Reputation: 21292
I'm using rsample to generate folds for cross validation. My understanding is that cross validation splits training data into k folds. However, with my code block below each fold has the same number of rows as training data:
library(rsample)
diamonds %>% dim # diamonds has ~54K rows
set.seed(123)
diamonds_split <- initial_split(diamonds, 0.9)
training_data <- training(diamonds_split)
testing_data <- testing(diamonds_split)
# 5 fold split
train_cv <- vfold_cv(training_data, 5)
train_cv # each fold has ~39K, expected roughly (0.9 * 54K) / 5 each fold ~ 9.7K
# 5-fold cross-validation
# A tibble: 5 x 2
splits id
<named list> <chr>
1 <split [38.8K/9.7K]> Fold1
2 <split [38.8K/9.7K]> Fold2
3 <split [38.8K/9.7K]> Fold3
4 <split [38.8K/9.7K]> Fold4
5 <split [38.8K/9.7K]> Fold5
Each fold has 38.8K rows. Diamonds dataset only has 54K to begin with. If 0.9 of diamonds is my training set, I expected ((0.9 * 54K) / 5) each fold ~ 9.7K, not 38.8K.

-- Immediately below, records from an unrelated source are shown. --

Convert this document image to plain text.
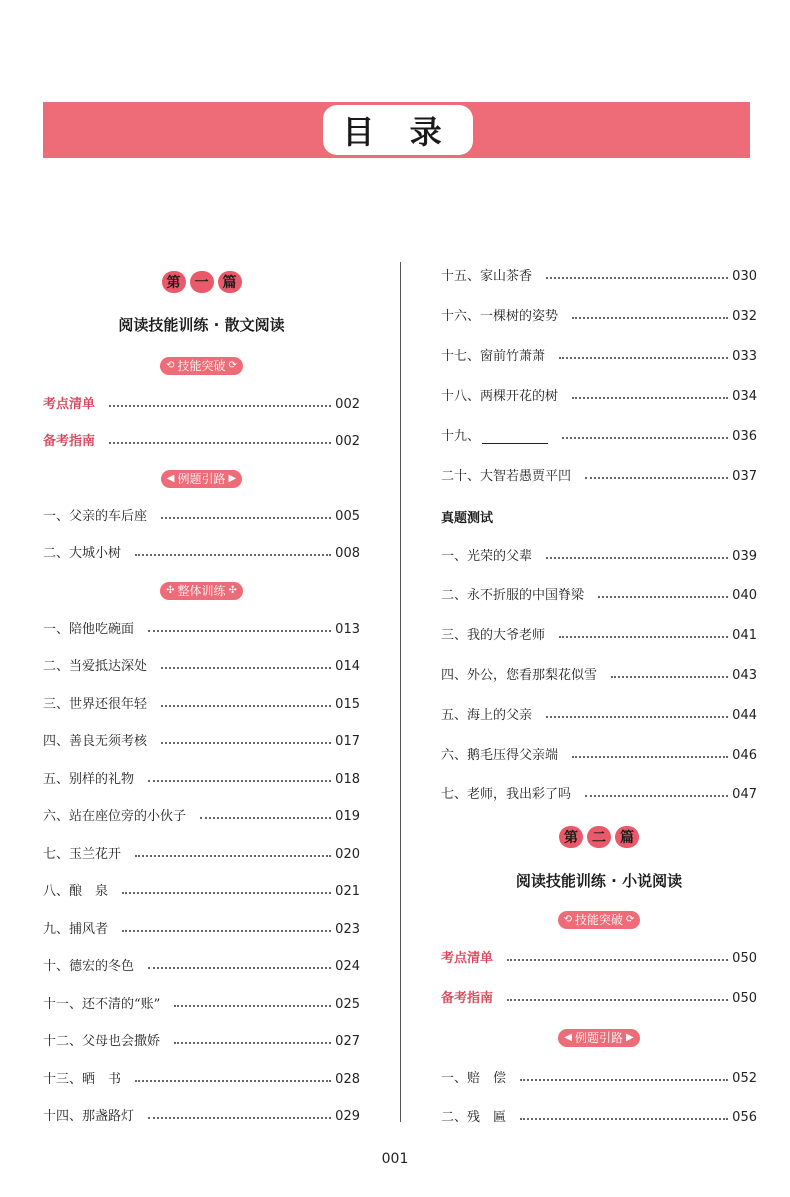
目 录
第	一	篇
阅读技能训练 · 散文阅读
⟲ 技能突破 ⟳
考点清单	002
备考指南	002
◀ 例题引路 ▶
一、父亲的车后座	005
二、大城小树	008
✣ 整体训练 ✣
一、陪他吃碗面	013
二、当爱抵达深处	014
三、世界还很年轻	015
四、善良无须考核	017
五、别样的礼物	018
六、站在座位旁的小伙子	019
七、玉兰花开	020
八、酿　泉	021
九、捕风者	023
十、德宏的冬色	024
十一、还不清的“账”	025
十二、父母也会撒娇	027
十三、晒　书	028
十四、那盏路灯	029
十五、家山茶香	030
十六、一棵树的姿势	032
十七、窗前竹萧萧	033
十八、两棵开花的树	034
十九、	036
二十、大智若愚贾平凹	037
真题测试
一、光荣的父辈	039
二、永不折服的中国脊梁	040
三、我的大爷老师	041
四、外公，您看那梨花似雪	043
五、海上的父亲	044
六、鹅毛压得父亲端	046
七、老师，我出彩了吗	047
第	二	篇
阅读技能训练 · 小说阅读
⟲ 技能突破 ⟳
考点清单	050
备考指南	050
◀ 例题引路 ▶
一、赔　偿	052
二、残　匾	056
001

Is my understanding of cross validation flawed or have I made an error in my code block?
Upvotes: 1
Views: 77
Reputation: 146090
Your understanding of k-fold validation is flawed. One fold is left out per iteration. 0.9 * 54k = 48.6k training rows. With 5 folds, you use 4/5 of those rows per iteration (with the last 1/5 being used as a validation set for that iteration). 48.6 * 4/5 = 38.88, with the 9.7k balance as the validation set.
Upvotes: 3